$\mathbb{C}$ is not the splitting field of any polynomial over $\mathbb{Q}$ (without cardinality)

Question

I came across this exercise in Gallian's Contemporary Abstract Algebra. Using a cardinality argument, the splitting field of polynomial over $\mathbb{Q}$ would form a finite-dimensional rational vector space, while $\mathbb{C}$ is an infinite-dimensional rational vector space. Is there a different way to go about this problem?

Answer 1

The existence of a transcendental number provides such a proof.

Answer 2

Maybe this is also interesting to you: Let $p_i$ for $i \in \mathbb{N}$ be pairwise different prime numbers.

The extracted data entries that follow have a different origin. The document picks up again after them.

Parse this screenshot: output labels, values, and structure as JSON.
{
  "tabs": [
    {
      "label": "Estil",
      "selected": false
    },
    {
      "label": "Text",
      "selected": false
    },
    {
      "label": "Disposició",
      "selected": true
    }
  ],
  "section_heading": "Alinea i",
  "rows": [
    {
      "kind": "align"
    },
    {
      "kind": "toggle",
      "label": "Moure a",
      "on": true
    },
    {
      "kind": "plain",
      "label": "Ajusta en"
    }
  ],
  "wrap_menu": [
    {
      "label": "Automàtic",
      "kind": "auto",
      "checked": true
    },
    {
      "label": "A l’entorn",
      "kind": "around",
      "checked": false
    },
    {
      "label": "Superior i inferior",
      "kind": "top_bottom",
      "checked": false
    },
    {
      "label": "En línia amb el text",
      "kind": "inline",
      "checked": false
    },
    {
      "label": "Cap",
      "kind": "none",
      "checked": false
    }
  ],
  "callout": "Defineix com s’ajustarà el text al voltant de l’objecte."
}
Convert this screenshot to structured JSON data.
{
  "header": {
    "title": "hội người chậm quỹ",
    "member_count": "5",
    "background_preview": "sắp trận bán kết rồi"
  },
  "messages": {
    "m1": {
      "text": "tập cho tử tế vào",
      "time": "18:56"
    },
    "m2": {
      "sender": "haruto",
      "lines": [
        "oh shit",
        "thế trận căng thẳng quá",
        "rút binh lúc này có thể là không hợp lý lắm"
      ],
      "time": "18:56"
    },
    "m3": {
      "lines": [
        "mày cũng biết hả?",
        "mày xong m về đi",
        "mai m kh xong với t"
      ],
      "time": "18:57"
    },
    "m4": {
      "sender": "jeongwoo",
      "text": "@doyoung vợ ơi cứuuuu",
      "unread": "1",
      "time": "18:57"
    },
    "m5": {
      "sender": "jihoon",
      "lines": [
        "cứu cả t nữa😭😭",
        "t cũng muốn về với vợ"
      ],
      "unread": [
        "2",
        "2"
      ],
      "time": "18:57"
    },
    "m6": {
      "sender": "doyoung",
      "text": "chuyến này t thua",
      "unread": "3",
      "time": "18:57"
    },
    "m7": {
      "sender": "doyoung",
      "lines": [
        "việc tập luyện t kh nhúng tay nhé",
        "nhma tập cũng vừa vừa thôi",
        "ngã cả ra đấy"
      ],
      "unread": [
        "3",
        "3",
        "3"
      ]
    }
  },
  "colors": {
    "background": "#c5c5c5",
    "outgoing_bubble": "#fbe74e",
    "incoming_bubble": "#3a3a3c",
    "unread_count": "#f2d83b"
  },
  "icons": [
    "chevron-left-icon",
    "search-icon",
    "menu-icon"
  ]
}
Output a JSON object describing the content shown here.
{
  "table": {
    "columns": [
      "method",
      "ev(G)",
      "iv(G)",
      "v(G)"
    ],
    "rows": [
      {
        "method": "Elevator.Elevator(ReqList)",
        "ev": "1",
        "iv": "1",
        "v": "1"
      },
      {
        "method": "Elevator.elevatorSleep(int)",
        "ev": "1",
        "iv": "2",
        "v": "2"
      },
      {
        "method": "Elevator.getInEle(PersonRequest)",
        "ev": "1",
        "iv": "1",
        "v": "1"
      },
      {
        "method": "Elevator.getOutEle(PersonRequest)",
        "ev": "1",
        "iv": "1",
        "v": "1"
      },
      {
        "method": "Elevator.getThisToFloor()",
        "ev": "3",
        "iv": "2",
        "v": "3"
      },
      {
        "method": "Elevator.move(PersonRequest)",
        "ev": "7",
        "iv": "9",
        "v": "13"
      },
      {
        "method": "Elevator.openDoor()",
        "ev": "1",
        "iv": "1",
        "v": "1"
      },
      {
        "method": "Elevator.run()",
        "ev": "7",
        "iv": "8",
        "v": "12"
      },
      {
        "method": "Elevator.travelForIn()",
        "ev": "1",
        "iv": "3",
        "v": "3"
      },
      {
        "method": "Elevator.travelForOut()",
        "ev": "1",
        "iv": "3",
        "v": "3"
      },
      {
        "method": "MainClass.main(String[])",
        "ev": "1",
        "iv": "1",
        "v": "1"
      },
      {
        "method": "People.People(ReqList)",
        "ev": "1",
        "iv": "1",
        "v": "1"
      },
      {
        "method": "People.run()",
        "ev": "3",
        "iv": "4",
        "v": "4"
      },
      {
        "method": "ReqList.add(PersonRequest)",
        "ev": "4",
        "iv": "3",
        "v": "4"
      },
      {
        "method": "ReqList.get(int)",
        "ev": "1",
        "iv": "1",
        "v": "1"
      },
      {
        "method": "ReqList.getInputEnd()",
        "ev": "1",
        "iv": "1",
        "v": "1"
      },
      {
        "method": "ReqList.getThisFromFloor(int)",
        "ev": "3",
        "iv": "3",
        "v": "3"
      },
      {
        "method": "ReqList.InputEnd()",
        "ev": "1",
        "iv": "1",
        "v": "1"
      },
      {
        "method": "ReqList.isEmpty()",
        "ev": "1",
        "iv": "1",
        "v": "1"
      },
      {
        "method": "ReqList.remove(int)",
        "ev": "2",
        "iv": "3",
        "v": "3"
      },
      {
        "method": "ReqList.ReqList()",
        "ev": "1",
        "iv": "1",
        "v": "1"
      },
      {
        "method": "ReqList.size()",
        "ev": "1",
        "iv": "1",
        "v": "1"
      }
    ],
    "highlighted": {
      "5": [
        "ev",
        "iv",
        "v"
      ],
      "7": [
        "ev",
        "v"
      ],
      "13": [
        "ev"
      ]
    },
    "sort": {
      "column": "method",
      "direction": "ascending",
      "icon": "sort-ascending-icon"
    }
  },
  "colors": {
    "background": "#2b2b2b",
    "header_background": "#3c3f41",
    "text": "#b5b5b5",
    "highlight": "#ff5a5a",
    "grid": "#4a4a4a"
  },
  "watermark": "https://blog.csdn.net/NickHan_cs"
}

Then the set $\{log(p_i): i \in \mathbb{N}\}$ is linearly independent over the rationals. So not even the real numbers can be a finite dimensional vector space over the rationals. In particular the complex number can't be the splitting field of a single polynomial.

Answer 3

Another (slightly different) way to attack this problem: suppose $\;\Bbb C\;$ is the splitting field of $\;p(x)\in\Bbb Q[x]\;$, and let $\;w_1,...,w_n\;$ be the roots of $\;p(x)\;$ .

Then $\;p(x)\;$ already splits in $\;\Bbb Q(w_1,...,w_n)\subsetneq\Bbb C\;$ . The sharp contention follows either by dimension arguments or else because, for example,

$$\pi\in\Bbb C\setminus\Bbb Q(w_1,...,w_n)\;$$